07.09.2023  |  Folker Hellmeyer
Der Euro eröffnet heute gegenüber dem USD bei 1,0731 (05:42 Uhr), nachdem der Tiefstkurs der letzten 24 Handelsstunden bei 1,0704 im europäischen Geschäft markiert wurde. Der USD stellt sich gegenüber dem JPY auf 147,59. In der Folge notiert EUR-JPY bei 158,36. EUR-CHF oszilliert bei 0,9562.


Märkte: Fortgesetzte Verunsicherung

Die internationalen Finanzmärkte zeigen sich weiter verunsichert. Europa spielt in dem Kontext eine hervorgehobene Rolle, allen voran das Wirtschaftsschwergewicht Deutschland, "noch" die viertgrößte Wirtschaftsnation der Welt. Deutschland und Europa sind eine "Hypothek" für die Welt.

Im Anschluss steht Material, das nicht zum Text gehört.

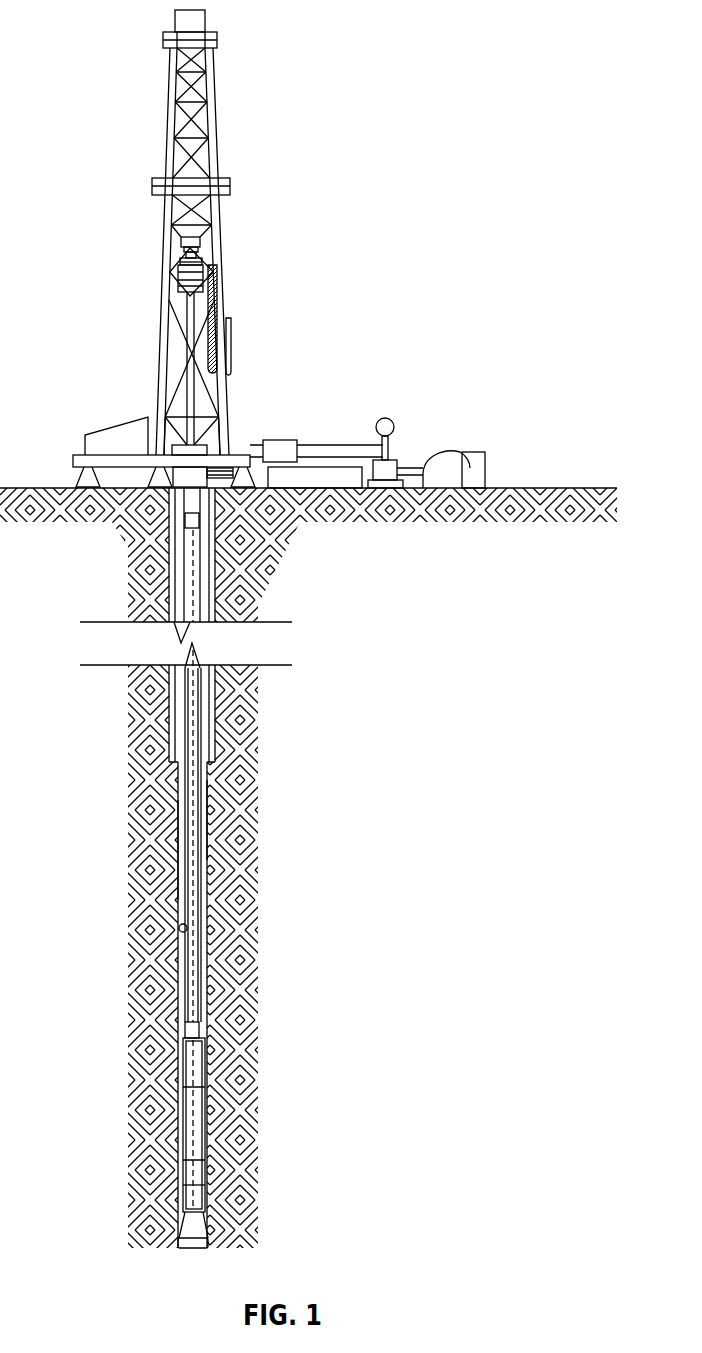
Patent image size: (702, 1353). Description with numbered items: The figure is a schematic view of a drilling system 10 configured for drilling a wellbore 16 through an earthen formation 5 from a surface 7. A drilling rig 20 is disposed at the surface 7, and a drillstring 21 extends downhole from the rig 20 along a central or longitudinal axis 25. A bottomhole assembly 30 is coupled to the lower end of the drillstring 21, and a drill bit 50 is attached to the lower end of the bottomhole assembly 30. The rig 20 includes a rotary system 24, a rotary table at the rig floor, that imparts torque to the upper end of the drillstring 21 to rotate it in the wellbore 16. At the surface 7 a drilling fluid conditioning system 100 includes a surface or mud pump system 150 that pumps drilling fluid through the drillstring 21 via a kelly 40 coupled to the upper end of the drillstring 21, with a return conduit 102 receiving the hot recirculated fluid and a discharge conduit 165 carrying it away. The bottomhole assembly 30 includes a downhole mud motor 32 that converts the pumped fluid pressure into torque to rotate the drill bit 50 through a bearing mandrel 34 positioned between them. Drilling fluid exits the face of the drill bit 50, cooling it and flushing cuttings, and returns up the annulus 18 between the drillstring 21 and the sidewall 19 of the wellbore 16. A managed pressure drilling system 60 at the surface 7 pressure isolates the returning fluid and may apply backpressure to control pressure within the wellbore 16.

The earthen formation 5 is at (327, 929).
The surface 7 is at (568, 488).
The drilling system 10 is at (388, 110).
The wellbore 16 is at (207, 1073).
The annulus 18 is at (203, 862).
The sidewall 19 is at (180, 925).
The drilling rig 20 is at (226, 310).
The drillstring 21 is at (201, 812).
The rotary system 24 is at (226, 447).
The central or longitudinal axis 25 is at (188, 850).
The bottomhole assembly 30 is at (161, 1135).
The downhole mud motor 32 is at (190, 1117).
The bearing mandrel 34 is at (190, 1175).
The kelly 40 is at (193, 277).
The drill bit 50 is at (195, 1230).
The managed pressure drilling system 60 is at (185, 477).
The drilling fluid conditioning system 100 is at (368, 411).
The return conduit 102 is at (272, 522).
The surface or mud pump system 150 is at (442, 460).
The discharge conduit 165 is at (335, 447).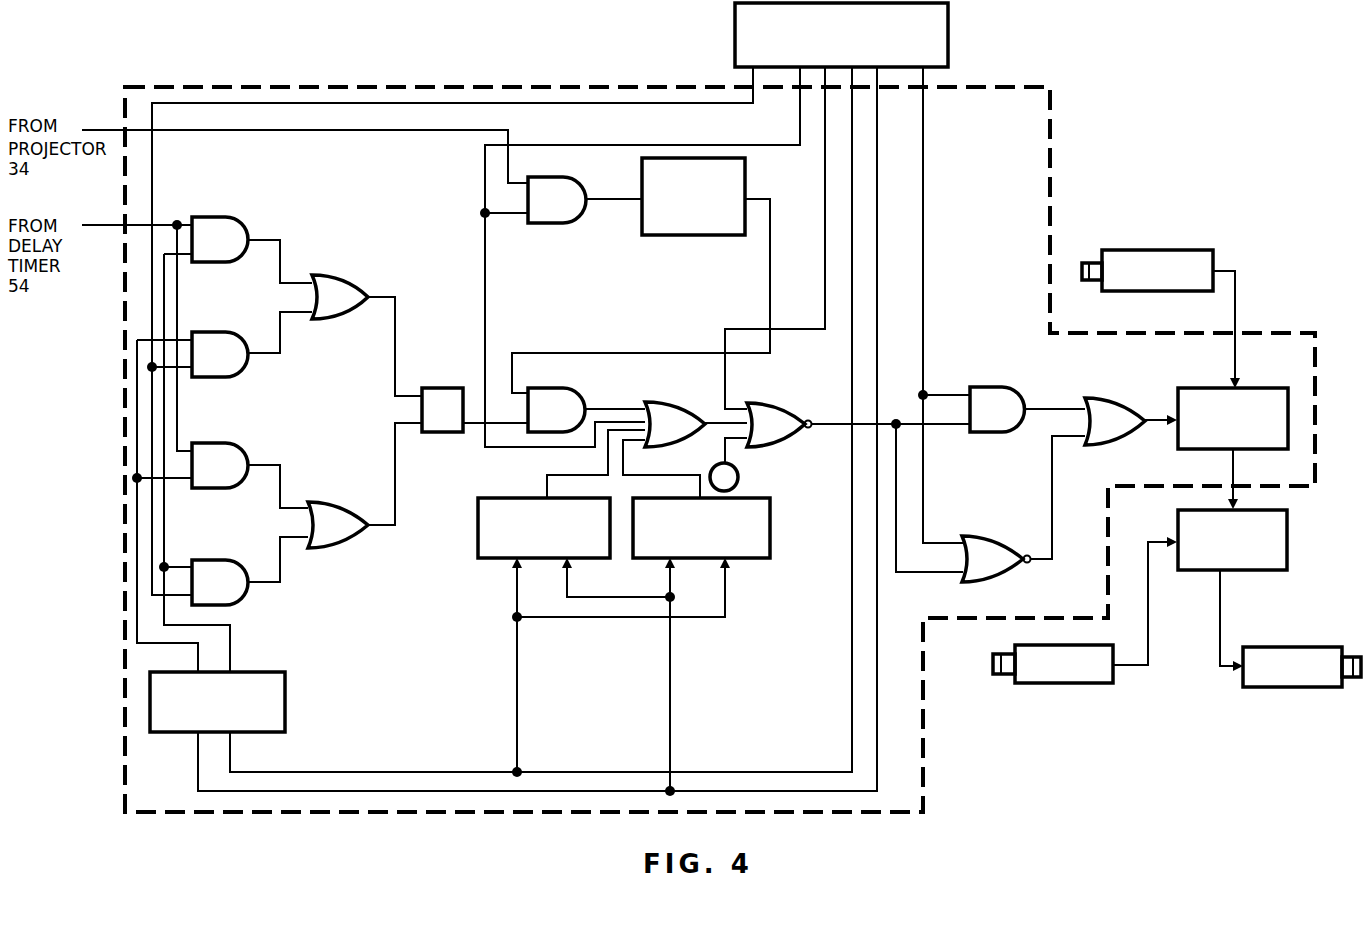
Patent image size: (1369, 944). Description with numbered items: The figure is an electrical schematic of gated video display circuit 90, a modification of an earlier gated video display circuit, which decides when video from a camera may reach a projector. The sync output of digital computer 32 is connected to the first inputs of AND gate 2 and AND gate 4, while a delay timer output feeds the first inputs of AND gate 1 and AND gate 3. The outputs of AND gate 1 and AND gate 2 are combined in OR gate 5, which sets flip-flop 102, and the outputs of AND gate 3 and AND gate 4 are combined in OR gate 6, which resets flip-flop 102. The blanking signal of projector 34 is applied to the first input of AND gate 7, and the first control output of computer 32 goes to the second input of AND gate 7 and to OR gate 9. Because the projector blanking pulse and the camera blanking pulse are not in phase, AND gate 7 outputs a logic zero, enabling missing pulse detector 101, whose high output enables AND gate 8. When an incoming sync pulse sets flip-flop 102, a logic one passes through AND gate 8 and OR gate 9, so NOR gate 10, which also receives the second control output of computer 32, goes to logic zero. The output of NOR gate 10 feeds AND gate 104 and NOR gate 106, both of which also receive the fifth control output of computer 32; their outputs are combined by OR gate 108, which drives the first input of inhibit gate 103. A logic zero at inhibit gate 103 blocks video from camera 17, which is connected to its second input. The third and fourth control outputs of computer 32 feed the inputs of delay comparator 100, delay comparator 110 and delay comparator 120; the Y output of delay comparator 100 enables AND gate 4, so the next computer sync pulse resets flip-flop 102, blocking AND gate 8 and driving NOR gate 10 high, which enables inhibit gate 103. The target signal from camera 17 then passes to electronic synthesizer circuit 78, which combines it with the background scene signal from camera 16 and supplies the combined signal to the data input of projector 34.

Die Veröffentlichung des Kollapses des deutschen Auftragseingangs per Juli um 11,7% im Monatsvergleich unterstrich das Problem neben den jüngst veröffentlichten PMIs, die belegen, dass Deutschland im internationalen Kontext stark abrutscht. Hier helfen keine milden Worte, beispielsweise die Einlassungen von Bundesbankpräsident Nagel gestern, da es sich ursächlich um strukturelle Probleme handelt, die jetzt konjunkturelle Wirkung zeitigen. Hier sind massive Neuausrichtungen in der Standortpolitik, allen voran der Energiepolitik erforderlich.

Damit eröffnet sich ein Vergleich zu Griechenland. Vor 10 Jahren war Griechenland der „kranke Mann“ Europas. Stringenteste Reformen, flankiert von starker Unterstützung durch die Länder der Eurozone, drehten das Bild. Im 2. Quartal 2023 wuchs das BIP Griechenlands im Jahresvergleich um 2,7%, während Deutschland im 2. Quartal 2023 mit -0,6% die rote Laterne Europas und der Welt vor sich her trägt.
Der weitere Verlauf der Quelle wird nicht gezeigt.